Flux.withgradient() doesn't work in a CUDA kernel

Hi all,

I’m adapting some work for approximations of the Hilbert-Schmidt Independence Criterion (HSIC) from Python to Julia, and part of the code involves optimising which samples should be taken and what the widths of the radial basis function (RBF) kernels should be to maximise HSIC’s test power. This code involves optimising over a certain objective function and taking the gradients with respect to the samples and the widths.

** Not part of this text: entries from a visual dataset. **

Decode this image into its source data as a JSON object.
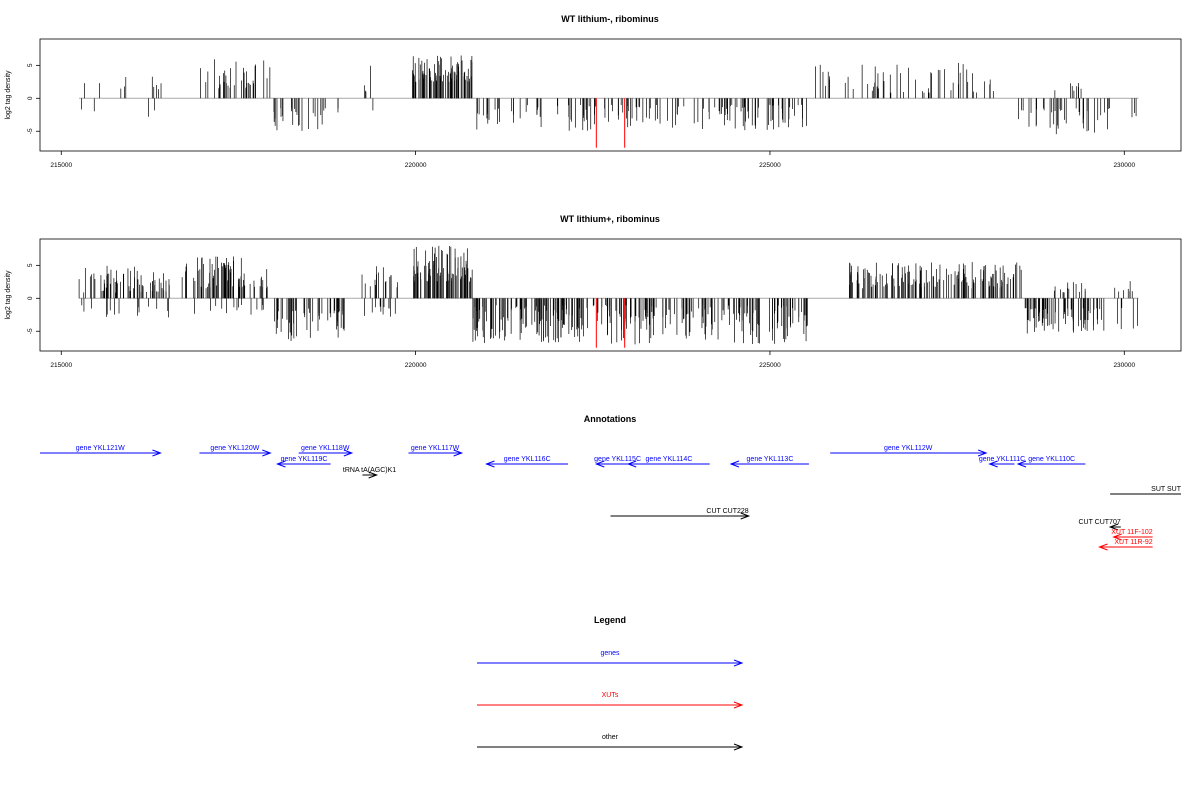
{
  "colors": {
    "genes": "#0000ff",
    "XUTs": "#ff0000",
    "other": "#000000",
    "highlight": "#ff0000",
    "zero_line": "#aaaaaa"
  },
  "chart_data": [
    {
      "type": "bar",
      "title": "WT lithium-, ribominus",
      "ylabel": "log2 tag density",
      "xlim": [
        214700,
        230800
      ],
      "ylim": [
        -8,
        9
      ],
      "x_ticks": [
        215000,
        220000,
        225000,
        230000
      ],
      "y_ticks": [
        -5,
        0,
        5
      ],
      "x_tick_labels": [
        "215000",
        "220000",
        "225000",
        "230000"
      ],
      "y_tick_labels": [
        "-5",
        "0",
        "5"
      ],
      "data_range": [
        215250,
        230200
      ],
      "highlight_x": [
        222550,
        222950
      ],
      "highlight_depth": -7.5,
      "segments": [
        {
          "start": 215250,
          "end": 216550,
          "sign": 1,
          "density": 0.008,
          "max": 4.5,
          "min": 0.8
        },
        {
          "start": 215250,
          "end": 216550,
          "sign": -1,
          "density": 0.003,
          "max": 3.0,
          "min": 1.5
        },
        {
          "start": 216950,
          "end": 217950,
          "sign": 1,
          "density": 0.035,
          "max": 6.0,
          "min": 1.5
        },
        {
          "start": 218000,
          "end": 218950,
          "sign": -1,
          "density": 0.03,
          "max": 5.0,
          "min": 1.5
        },
        {
          "start": 219200,
          "end": 219450,
          "sign": 1,
          "density": 0.01,
          "max": 2.0,
          "min": 0.8
        },
        {
          "start": 219350,
          "end": 219450,
          "sign": 1,
          "density": 0.01,
          "max": 5.0,
          "min": 4.0
        },
        {
          "start": 219350,
          "end": 219450,
          "sign": -1,
          "density": 0.01,
          "max": 2.0,
          "min": 1.0
        },
        {
          "start": 219950,
          "end": 220800,
          "sign": 1,
          "density": 0.09,
          "max": 6.5,
          "min": 2.5
        },
        {
          "start": 220850,
          "end": 225550,
          "sign": -1,
          "density": 0.03,
          "max": 5.0,
          "min": 1.0
        },
        {
          "start": 225600,
          "end": 228300,
          "sign": 1,
          "density": 0.02,
          "max": 5.5,
          "min": 0.8
        },
        {
          "start": 228500,
          "end": 229800,
          "sign": -1,
          "density": 0.03,
          "max": 5.5,
          "min": 1.5
        },
        {
          "start": 229000,
          "end": 229400,
          "sign": 1,
          "density": 0.02,
          "max": 2.5,
          "min": 0.8
        },
        {
          "start": 229900,
          "end": 230200,
          "sign": -1,
          "density": 0.01,
          "max": 3.0,
          "min": 1.0
        }
      ]
    },
    {
      "type": "bar",
      "title": "WT lithium+, ribominus",
      "ylabel": "log2 tag density",
      "xlim": [
        214700,
        230800
      ],
      "ylim": [
        -8,
        9
      ],
      "x_ticks": [
        215000,
        220000,
        225000,
        230000
      ],
      "y_ticks": [
        -5,
        0,
        5
      ],
      "x_tick_labels": [
        "215000",
        "220000",
        "225000",
        "230000"
      ],
      "y_tick_labels": [
        "-5",
        "0",
        "5"
      ],
      "data_range": [
        215250,
        230200
      ],
      "highlight_x": [
        222550,
        222950
      ],
      "highlight_depth": -7.5,
      "segments": [
        {
          "start": 215250,
          "end": 216550,
          "sign": 1,
          "density": 0.05,
          "max": 5.0,
          "min": 0.8
        },
        {
          "start": 215250,
          "end": 216550,
          "sign": -1,
          "density": 0.012,
          "max": 3.0,
          "min": 1.0
        },
        {
          "start": 216700,
          "end": 217950,
          "sign": 1,
          "density": 0.06,
          "max": 6.5,
          "min": 1.5
        },
        {
          "start": 216700,
          "end": 217950,
          "sign": -1,
          "density": 0.012,
          "max": 2.5,
          "min": 1.0
        },
        {
          "start": 218000,
          "end": 219000,
          "sign": -1,
          "density": 0.05,
          "max": 6.5,
          "min": 1.5
        },
        {
          "start": 219200,
          "end": 219750,
          "sign": 1,
          "density": 0.03,
          "max": 5.0,
          "min": 0.8
        },
        {
          "start": 219200,
          "end": 219750,
          "sign": -1,
          "density": 0.02,
          "max": 3.0,
          "min": 1.0
        },
        {
          "start": 219950,
          "end": 220800,
          "sign": 1,
          "density": 0.1,
          "max": 8.0,
          "min": 2.5
        },
        {
          "start": 220800,
          "end": 225550,
          "sign": -1,
          "density": 0.06,
          "max": 7.0,
          "min": 1.0
        },
        {
          "start": 226100,
          "end": 228550,
          "sign": 1,
          "density": 0.06,
          "max": 5.5,
          "min": 1.5
        },
        {
          "start": 228600,
          "end": 229750,
          "sign": -1,
          "density": 0.06,
          "max": 5.5,
          "min": 1.5
        },
        {
          "start": 229000,
          "end": 229500,
          "sign": 1,
          "density": 0.03,
          "max": 2.5,
          "min": 0.8
        },
        {
          "start": 229850,
          "end": 230200,
          "sign": 1,
          "density": 0.02,
          "max": 3.0,
          "min": 0.8
        },
        {
          "start": 229850,
          "end": 230200,
          "sign": -1,
          "density": 0.015,
          "max": 5.0,
          "min": 1.0
        }
      ]
    }
  ],
  "annotations": {
    "title": "Annotations",
    "xlim": [
      214700,
      230800
    ],
    "features": [
      {
        "label": "gene YKL121W",
        "start": 214700,
        "end": 216400,
        "dir": 1,
        "row": 0,
        "cls": "genes"
      },
      {
        "label": "gene YKL120W",
        "start": 216950,
        "end": 217950,
        "dir": 1,
        "row": 0,
        "cls": "genes"
      },
      {
        "label": "gene YKL118W",
        "start": 218350,
        "end": 219100,
        "dir": 1,
        "row": 0,
        "cls": "genes"
      },
      {
        "label": "gene YKL119C",
        "start": 218050,
        "end": 218800,
        "dir": -1,
        "row": 1,
        "cls": "genes"
      },
      {
        "label": "gene YKL117W",
        "start": 219900,
        "end": 220650,
        "dir": 1,
        "row": 0,
        "cls": "genes"
      },
      {
        "label": "tRNA tA(AGC)K1",
        "start": 219250,
        "end": 219450,
        "dir": 1,
        "row": 2,
        "cls": "other"
      },
      {
        "label": "gene YKL116C",
        "start": 221000,
        "end": 222150,
        "dir": -1,
        "row": 1,
        "cls": "genes"
      },
      {
        "label": "gene YKL115C",
        "start": 222550,
        "end": 223150,
        "dir": -1,
        "row": 1,
        "cls": "genes"
      },
      {
        "label": "gene YKL114C",
        "start": 223000,
        "end": 224150,
        "dir": -1,
        "row": 1,
        "cls": "genes"
      },
      {
        "label": "gene YKL113C",
        "start": 224450,
        "end": 225550,
        "dir": -1,
        "row": 1,
        "cls": "genes"
      },
      {
        "label": "gene YKL112W",
        "start": 225850,
        "end": 228050,
        "dir": 1,
        "row": 0,
        "cls": "genes"
      },
      {
        "label": "gene YKL111C",
        "start": 228100,
        "end": 228450,
        "dir": -1,
        "row": 1,
        "cls": "genes"
      },
      {
        "label": "gene YKL110C",
        "start": 228500,
        "end": 229450,
        "dir": -1,
        "row": 1,
        "cls": "genes"
      },
      {
        "label": "SUT SUT",
        "start": 229800,
        "end": 230800,
        "dir": 0,
        "row": 3,
        "cls": "other"
      },
      {
        "label": "CUT CUT228",
        "start": 222750,
        "end": 224700,
        "dir": 1,
        "row": 4,
        "cls": "other"
      },
      {
        "label": "CUT CUT707",
        "start": 229800,
        "end": 229950,
        "dir": -1,
        "row": 5,
        "cls": "other"
      },
      {
        "label": "XUT 11F-102",
        "start": 229850,
        "end": 230400,
        "dir": -1,
        "row": 6,
        "cls": "XUTs"
      },
      {
        "label": "XUT 11R-92",
        "start": 229650,
        "end": 230400,
        "dir": -1,
        "row": 7,
        "cls": "XUTs"
      }
    ]
  },
  "legend": {
    "title": "Legend",
    "items": [
      {
        "label": "genes",
        "cls": "genes"
      },
      {
        "label": "XUTs",
        "cls": "XUTs"
      },
      {
        "label": "other",
        "cls": "other"
      }
    ]
  }
}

Now, to speed up my code, I’ve decided to use CUDA.jl, since I have access to a GPU. Nothing particularly fancy - I’ve just been using CuArrays and broadcasting operations where I can to speed up the work on larger data sets that I’m working with. However, this seems to be an issue when I use Flux.withgradient() to get the gradient of my objective function.

I can’t put more than two links in my post so here’s the Python file where all the code comes from [link]. The specific line numbers are in the docstrings.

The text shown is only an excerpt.